33. The method according to any one of claims 31 or 32 wherein said substrate is co alently bonded to a chromophore.

34. The method according to claim 1 wherein said test compound is a member of a combinatorial library.

35. The method according to claim 1 wherein said test compound has a molecular weight of less than 2500.

36. The method according to claim 35 wherein said test compound has a molecular weight of less than 1500.

37. The method according to claim 1 wherein said test compound is not a peptide.

38. The method according to claim 1 wherein m > 2 and said measuring step produces data which indicate the relative specificity of said test compound for preferentially altering the rate of said chemical reaction with respect to one enzyme-substrate pair substantially more than for the other enzyme-substrate pair

39. The method according to claim 1 wherein m > 2 and said measuring step produces data which indicate the relative specificity of said test compound for preferentially altering the rate of reaction catalyzed by one enzyme, or binding to one enzyme, substantially in preference to other enzymes.
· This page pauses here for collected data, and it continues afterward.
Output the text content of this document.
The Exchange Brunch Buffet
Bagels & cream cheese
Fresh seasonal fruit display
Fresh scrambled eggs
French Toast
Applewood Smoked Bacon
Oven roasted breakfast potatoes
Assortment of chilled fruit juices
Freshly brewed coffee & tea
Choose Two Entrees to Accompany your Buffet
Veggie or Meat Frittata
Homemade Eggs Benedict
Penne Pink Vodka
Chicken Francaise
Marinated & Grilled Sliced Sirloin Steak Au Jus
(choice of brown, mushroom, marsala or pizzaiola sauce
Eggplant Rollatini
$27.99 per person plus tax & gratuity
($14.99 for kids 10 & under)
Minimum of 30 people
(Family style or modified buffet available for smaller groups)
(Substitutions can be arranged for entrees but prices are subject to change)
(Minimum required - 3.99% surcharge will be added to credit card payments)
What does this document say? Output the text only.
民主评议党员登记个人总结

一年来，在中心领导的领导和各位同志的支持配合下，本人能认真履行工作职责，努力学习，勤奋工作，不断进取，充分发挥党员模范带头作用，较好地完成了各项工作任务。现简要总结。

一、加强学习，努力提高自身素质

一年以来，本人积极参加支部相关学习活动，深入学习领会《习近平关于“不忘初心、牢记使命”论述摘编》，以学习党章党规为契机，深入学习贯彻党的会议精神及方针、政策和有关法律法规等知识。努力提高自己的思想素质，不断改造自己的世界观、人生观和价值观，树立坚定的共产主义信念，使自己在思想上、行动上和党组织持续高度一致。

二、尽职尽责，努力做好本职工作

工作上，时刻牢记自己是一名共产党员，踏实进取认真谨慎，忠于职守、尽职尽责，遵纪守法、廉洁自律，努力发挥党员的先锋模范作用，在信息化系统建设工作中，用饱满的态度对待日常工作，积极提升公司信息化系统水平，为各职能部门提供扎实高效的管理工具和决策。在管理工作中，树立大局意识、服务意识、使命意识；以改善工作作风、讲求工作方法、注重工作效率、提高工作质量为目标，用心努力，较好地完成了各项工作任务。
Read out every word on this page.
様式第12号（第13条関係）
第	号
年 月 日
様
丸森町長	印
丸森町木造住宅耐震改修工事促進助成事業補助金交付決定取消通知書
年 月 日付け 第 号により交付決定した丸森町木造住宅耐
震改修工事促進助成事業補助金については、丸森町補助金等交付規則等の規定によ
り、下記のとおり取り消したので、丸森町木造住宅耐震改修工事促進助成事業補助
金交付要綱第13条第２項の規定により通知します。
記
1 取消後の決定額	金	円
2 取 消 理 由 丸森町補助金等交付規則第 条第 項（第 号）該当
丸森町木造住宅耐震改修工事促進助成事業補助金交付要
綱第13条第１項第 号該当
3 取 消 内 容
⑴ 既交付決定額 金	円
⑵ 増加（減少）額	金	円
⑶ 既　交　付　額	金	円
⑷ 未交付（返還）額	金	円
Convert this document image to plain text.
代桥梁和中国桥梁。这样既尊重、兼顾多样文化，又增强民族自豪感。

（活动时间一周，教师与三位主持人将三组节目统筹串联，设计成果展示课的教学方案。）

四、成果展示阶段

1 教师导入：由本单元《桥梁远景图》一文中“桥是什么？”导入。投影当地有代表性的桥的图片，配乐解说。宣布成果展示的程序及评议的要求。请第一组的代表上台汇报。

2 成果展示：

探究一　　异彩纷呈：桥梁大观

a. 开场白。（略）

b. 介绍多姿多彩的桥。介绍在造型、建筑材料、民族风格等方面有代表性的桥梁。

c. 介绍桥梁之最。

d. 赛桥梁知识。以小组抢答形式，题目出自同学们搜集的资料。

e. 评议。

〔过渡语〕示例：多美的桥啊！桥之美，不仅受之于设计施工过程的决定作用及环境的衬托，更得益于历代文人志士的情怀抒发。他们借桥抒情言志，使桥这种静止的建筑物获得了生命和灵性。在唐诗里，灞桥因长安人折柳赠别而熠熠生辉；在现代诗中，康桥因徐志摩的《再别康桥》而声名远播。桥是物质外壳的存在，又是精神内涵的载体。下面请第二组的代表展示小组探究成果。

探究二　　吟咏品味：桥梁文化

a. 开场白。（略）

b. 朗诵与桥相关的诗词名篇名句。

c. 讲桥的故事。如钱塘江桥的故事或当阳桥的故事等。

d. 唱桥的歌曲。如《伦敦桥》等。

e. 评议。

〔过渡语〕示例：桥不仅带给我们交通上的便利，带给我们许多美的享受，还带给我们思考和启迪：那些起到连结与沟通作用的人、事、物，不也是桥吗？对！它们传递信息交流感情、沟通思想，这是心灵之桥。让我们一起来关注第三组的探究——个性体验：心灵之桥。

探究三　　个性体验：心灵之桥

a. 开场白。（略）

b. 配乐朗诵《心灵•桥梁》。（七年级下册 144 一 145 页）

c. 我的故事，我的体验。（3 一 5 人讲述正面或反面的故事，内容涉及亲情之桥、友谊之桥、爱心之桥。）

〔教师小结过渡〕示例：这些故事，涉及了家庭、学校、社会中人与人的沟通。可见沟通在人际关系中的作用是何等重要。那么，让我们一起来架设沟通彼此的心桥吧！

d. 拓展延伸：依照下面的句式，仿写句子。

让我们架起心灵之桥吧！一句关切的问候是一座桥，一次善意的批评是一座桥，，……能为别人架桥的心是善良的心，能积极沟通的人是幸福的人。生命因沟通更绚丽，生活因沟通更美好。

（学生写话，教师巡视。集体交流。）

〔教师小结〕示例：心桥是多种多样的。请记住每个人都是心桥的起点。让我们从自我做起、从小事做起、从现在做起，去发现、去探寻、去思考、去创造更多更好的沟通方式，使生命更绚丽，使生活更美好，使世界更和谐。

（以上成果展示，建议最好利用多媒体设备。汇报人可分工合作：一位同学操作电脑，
40. The method according to claim 1 wherein n > 2 and said measuring step produces data which indicate the relative specificity of said test compound for preferentially altering the rate of said chemical reaction with respect to one enzyme-substrate pair substantially more than for the other enzyme-substrate pair.

41. The method according to claim 1 wherein n > 2 and said measuring step produces data which indicate the relative specificity of said test compound for preferentially altering the rate of reaction of one substrate substantially in preference to other substrates.

42. The method according to claim 1 comprising an additional step of quenching said chemical reaction after incubating and prior to chromatography.

43. A method of chemical analysis comprising the steps of combining one test compound with a solution comprising m enzymes and n substrates complementary to said enzyme, wherein m is an integer equal to one or greater, n is an integer equal to one or greater, and m + n > 3, incubating for a period of time said test compound within said solution, separating the chemical species in said combined solution by a capillary electrophoresis chromatography step or capillary electrochromatography step after said incubating step, and measuring the relative amounts of substrates and separately identifiable products produced therefrom by a chemical reaction catalyzed by said enzymes wherein said chromatography step is carried out within a microfluidic device comprising a capillary electrophoresis column.